Le soir de ses noces le roi la fit conduire à sa chambre, où il avait fait apporter les tuniques terminées, la filasse et les orties. Rose ne pouvait toutefois exprimer entièrement son contentement, et elle du se contenter de sourire au Roi.

Bientôt 6 tuniques furent prêtes, mais il lui fallait davantage d’orties. Et bien entendu elle fut vue nuitamment dans le cimetière, à faire sa cueillette. Le Roi fut averti, et fort peiné.

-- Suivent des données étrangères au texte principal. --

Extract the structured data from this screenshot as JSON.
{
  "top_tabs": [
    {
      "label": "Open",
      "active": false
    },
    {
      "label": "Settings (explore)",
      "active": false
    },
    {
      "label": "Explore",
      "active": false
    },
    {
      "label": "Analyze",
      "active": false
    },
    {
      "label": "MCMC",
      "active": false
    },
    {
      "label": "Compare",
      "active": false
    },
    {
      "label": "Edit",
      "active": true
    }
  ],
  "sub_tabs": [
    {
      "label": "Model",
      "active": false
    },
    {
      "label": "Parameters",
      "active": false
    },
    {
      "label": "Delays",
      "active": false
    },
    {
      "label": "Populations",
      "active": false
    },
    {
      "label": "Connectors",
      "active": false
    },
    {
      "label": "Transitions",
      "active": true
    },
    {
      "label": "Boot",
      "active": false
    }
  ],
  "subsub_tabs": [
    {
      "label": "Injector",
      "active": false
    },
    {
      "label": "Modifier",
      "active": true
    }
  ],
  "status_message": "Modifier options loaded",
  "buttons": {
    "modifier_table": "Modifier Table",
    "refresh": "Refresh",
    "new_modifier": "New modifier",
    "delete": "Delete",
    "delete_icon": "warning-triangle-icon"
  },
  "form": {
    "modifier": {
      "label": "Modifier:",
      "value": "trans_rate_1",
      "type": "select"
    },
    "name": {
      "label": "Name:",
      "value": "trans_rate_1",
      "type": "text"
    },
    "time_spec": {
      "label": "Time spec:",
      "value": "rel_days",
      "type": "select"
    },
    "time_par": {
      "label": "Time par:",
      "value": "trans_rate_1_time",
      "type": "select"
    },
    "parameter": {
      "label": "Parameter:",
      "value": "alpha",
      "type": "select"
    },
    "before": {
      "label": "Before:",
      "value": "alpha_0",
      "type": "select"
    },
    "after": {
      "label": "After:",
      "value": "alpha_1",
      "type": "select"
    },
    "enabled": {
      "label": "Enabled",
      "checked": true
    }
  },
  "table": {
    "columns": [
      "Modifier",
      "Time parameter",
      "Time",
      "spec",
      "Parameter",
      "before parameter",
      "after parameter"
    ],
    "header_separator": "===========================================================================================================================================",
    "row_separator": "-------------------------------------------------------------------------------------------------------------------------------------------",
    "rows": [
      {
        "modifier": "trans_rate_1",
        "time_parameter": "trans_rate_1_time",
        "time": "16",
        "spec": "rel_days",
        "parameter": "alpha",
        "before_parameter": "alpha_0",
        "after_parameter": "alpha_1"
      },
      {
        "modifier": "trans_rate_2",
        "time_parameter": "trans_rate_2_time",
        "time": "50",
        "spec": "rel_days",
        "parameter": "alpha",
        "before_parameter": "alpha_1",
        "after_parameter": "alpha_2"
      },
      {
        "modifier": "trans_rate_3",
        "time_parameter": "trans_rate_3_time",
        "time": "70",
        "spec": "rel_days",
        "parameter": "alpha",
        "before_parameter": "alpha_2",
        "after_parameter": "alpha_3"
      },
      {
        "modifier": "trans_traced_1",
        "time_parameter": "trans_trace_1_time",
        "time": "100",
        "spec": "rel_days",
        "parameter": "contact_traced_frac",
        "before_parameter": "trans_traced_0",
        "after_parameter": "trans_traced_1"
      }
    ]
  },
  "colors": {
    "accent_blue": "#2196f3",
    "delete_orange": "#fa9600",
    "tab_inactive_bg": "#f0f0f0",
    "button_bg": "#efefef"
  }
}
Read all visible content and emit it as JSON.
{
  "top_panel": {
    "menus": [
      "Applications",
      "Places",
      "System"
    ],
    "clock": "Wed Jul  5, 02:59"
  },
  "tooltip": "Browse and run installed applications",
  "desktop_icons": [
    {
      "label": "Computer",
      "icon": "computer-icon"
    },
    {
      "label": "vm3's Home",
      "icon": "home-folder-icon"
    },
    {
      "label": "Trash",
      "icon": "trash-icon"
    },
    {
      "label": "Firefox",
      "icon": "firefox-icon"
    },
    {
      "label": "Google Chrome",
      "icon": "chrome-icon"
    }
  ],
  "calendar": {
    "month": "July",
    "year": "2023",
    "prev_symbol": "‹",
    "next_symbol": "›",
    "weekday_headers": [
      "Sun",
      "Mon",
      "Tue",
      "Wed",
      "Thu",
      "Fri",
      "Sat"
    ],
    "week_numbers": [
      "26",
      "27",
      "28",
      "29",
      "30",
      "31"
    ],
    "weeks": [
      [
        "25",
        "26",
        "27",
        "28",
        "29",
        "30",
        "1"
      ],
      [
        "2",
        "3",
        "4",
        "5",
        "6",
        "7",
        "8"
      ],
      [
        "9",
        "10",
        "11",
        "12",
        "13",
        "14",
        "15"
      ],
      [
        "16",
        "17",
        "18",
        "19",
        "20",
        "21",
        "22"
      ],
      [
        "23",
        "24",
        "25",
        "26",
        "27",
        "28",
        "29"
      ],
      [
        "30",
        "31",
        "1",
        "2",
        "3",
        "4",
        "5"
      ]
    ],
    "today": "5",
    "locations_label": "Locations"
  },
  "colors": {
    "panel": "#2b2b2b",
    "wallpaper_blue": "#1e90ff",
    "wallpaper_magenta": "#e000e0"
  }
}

Bientôt il ne manqua plus qu’une tunique, et il fallait encore des orties. Rose se mit en route, suivie par le roi et un méchant courtisan. Et comme dans le même cimetière des sorcières déterraient des cadavres l’amalgame fut vite fait et Rose fut condamnée au bûcher.

Elle emporta son ouvrage dans son cachot et continua son travail.

Les cygnes revinrent et à la nuit allèrent au château pour prendre la défense de leur sœur. Mais la nuit le Roi dort et il ne faut le déranger.

Au matin une charrette emporta Rose sur le lieu de son supplice, à ses pieds dix tuniques et une onzième qu’elle continuait malgré tout à tisser. Onze cygnes apparurent qui se placèrent autour d’elle pour la protéger de la vindicte populaire. Et comme le bourreau lui prenait la main elle jeta prestement les tuniques sur ses frères cygnes, qui redevinrent des princes aussitôt, sauf le plus jeune à qui il restait une aile car la tunique n’était pas terminée.

Le peuple reconnut bien là la preuve de  l’innocence de Rose. Le lieu du supplice devint un bosquet de rosiers rouges au dessus desquels brillait une fleur blanche comme une étoile. Le Roi la cueillit et la posa sur le cœur de Rose, évanouie.

Elle revint à elle et tous les oiseaux du ciel accompagnèrent le cortège vers le château.